Le seul problème, c'est qu'il fallait toujours finir les devoirs avant d'aller jouer!


Je n'ai jamais compris cette obstination des parents à toujours vouloir empêcher le monde de tourner en rond, et tout particulièrement le mien, qui n'était rempli que d'un goût infini pour la paresse et pour l'oisiveté...


Quelquefois même, le cousin Roland s'y mettait, et il riait des fautes que je faisais dans ma hâte d'en finir avec les devoirs de classe...


Ma sympathie pour lui se transformait dans ces moments là, en une haine sourde, que seule la vue du jardin parvenait à calmer.


Parfois, nous jouions aux petits soldats, et nos armes de guerre, étaient des fusils à air comprimé, les projectiles venant du jardin.

J'ai encore en moi, l'odeur des tiges de géraniums qui nous servaient à toucher les victimes, et qui laissaient un mince filet de sève sur le plastique de nos combattants, permettant ainsi de faire un diagnostic sur la gravité des blessures...


Mais ces petits soldats ne m'ont pas toujours laissé de bons souvenirs!

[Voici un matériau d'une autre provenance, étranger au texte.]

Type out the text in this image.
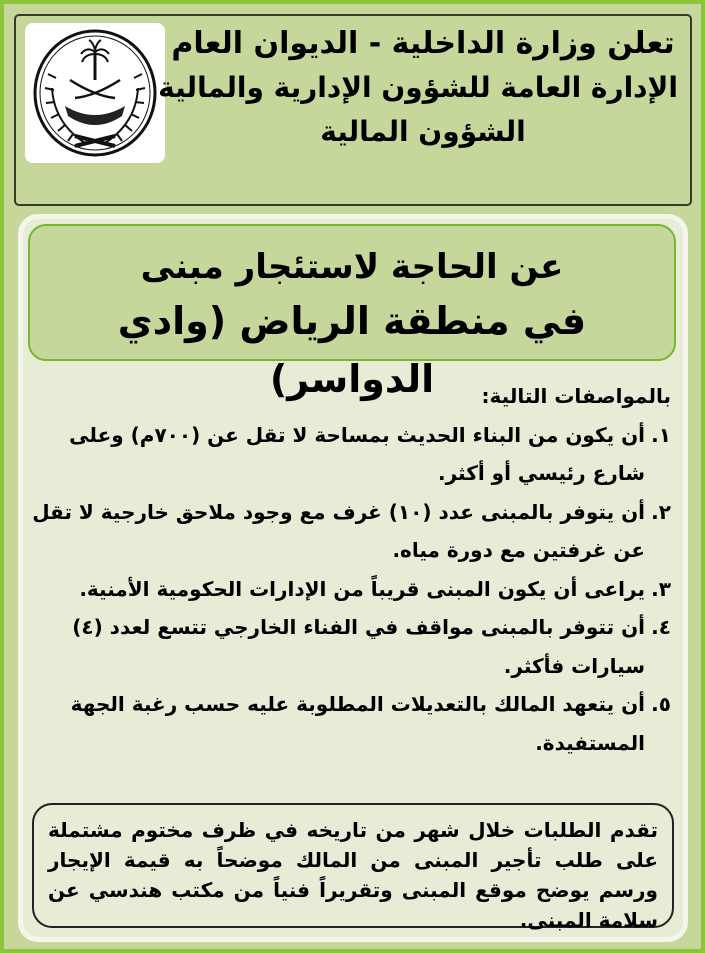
تعلن وزارة الداخلية - الديوان العام
الإدارة العامة للشؤون الإدارية والمالية
الشؤون المالية
عن الحاجة لاستئجار مبنى
في منطقة الرياض (وادي الدواسر)	بالمواصفات التالية:

١.
أن يكون من البناء الحديث بمساحة لا تقل عن (٧٠٠م) وعلى شارع رئيسي أو أكثر.
٢.
أن يتوفر بالمبنى عدد (١٠) غرف مع وجود ملاحق خارجية لا تقل عن غرفتين مع دورة مياه.
٣.
يراعى أن يكون المبنى قريباً من الإدارات الحكومية الأمنية.
٤.
أن تتوفر بالمبنى مواقف في الفناء الخارجي تتسع لعدد (٤) سيارات فأكثر.
٥.
أن يتعهد المالك بالتعديلات المطلوبة عليه حسب رغبة الجهة المستفيدة.
تقدم الطلبات خلال شهر من تاريخه في ظرف مختوم مشتملة على طلب تأجير المبنى من المالك موضحاً به قيمة الإيجار ورسم يوضح موقع المبنى وتقريراً فنياً من مكتب هندسي عن سلامة المبنى.
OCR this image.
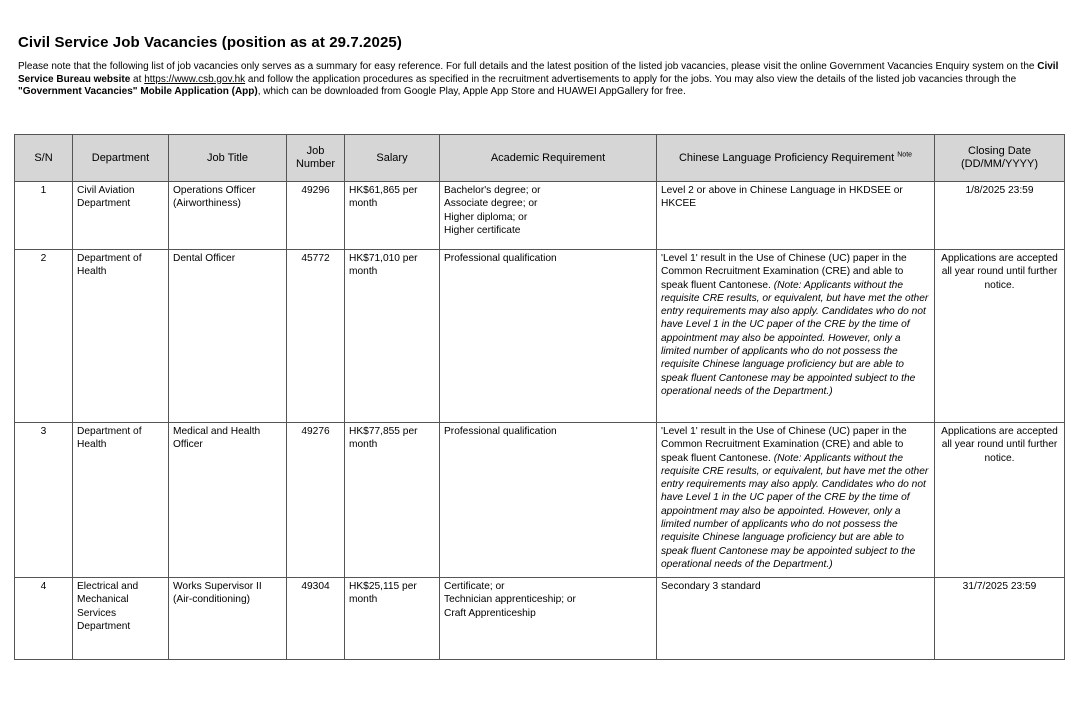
Civil Service Job Vacancies (position as at 29.7.2025)

Please note that the following list of job vacancies only serves as a summary for easy reference. For full details and the latest position of the listed job vacancies, please visit the online Government Vacancies Enquiry system on the Civil Service Bureau website at https://www.csb.gov.hk and follow the application procedures as specified in the recruitment advertisements to apply for the jobs. You may also view the details of the listed job vacancies through the "Government Vacancies" Mobile Application (App), which can be downloaded from Google Play, Apple App Store and HUAWEI AppGallery for free.

S/N	Department	Job Title	Job Number	Salary	Academic Requirement	Chinese Language Proficiency Requirement $^{Note}$	Closing Date (DD/MM/YYYY)
1	Civil Aviation Department	Operations Officer (Airworthiness)	49296	HK$61,865 per month	Bachelor's degree; or
Associate degree; or
Higher diploma; or
Higher certificate	Level 2 or above in Chinese Language in HKDSEE or HKCEE	1/8/2025 23:59
2	Department of Health	Dental Officer	45772	HK$71,010 per month	Professional qualification	'Level 1' result in the Use of Chinese (UC) paper in the Common Recruitment Examination (CRE) and able to speak fluent Cantonese. (Note: Applicants without the requisite CRE results, or equivalent, but have met the other entry requirements may also apply. Candidates who do not have Level 1 in the UC paper of the CRE by the time of appointment may also be appointed. However, only a limited number of applicants who do not possess the requisite Chinese language proficiency but are able to speak fluent Cantonese may be appointed subject to the operational needs of the Department.)	Applications are accepted all year round until further notice.
3	Department of Health	Medical and Health Officer	49276	HK$77,855 per month	Professional qualification	'Level 1' result in the Use of Chinese (UC) paper in the Common Recruitment Examination (CRE) and able to speak fluent Cantonese. (Note: Applicants without the requisite CRE results, or equivalent, but have met the other entry requirements may also apply. Candidates who do not have Level 1 in the UC paper of the CRE by the time of appointment may also be appointed. However, only a limited number of applicants who do not possess the requisite Chinese language proficiency but are able to speak fluent Cantonese may be appointed subject to the operational needs of the Department.)	Applications are accepted all year round until further notice.
4	Electrical and Mechanical Services Department	Works Supervisor II (Air-conditioning)	49304	HK$25,115 per month	Certificate; or
Technician apprenticeship; or
Craft Apprenticeship	Secondary 3 standard	31/7/2025 23:59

Mon voisin, m'avait demandé de lui prêter mon régiment de légionnaires, fort d'une vingtaine de personnages. Il devait en effet se rendre chez un de ses amis très riche du centre ville, pour une bataille gigantesque, dont je ne pouvais que rêver!


Je confiais donc mes "hommes", ils me représenteraient...


STARLUX-2004--43-.JPG

Je dus attendre plusieurs jours, avant qu'on me ramène ma troupe, et quelle ne fût pas mon horreur de constater qu'elle tenait toute entière dans un petit mouchoir...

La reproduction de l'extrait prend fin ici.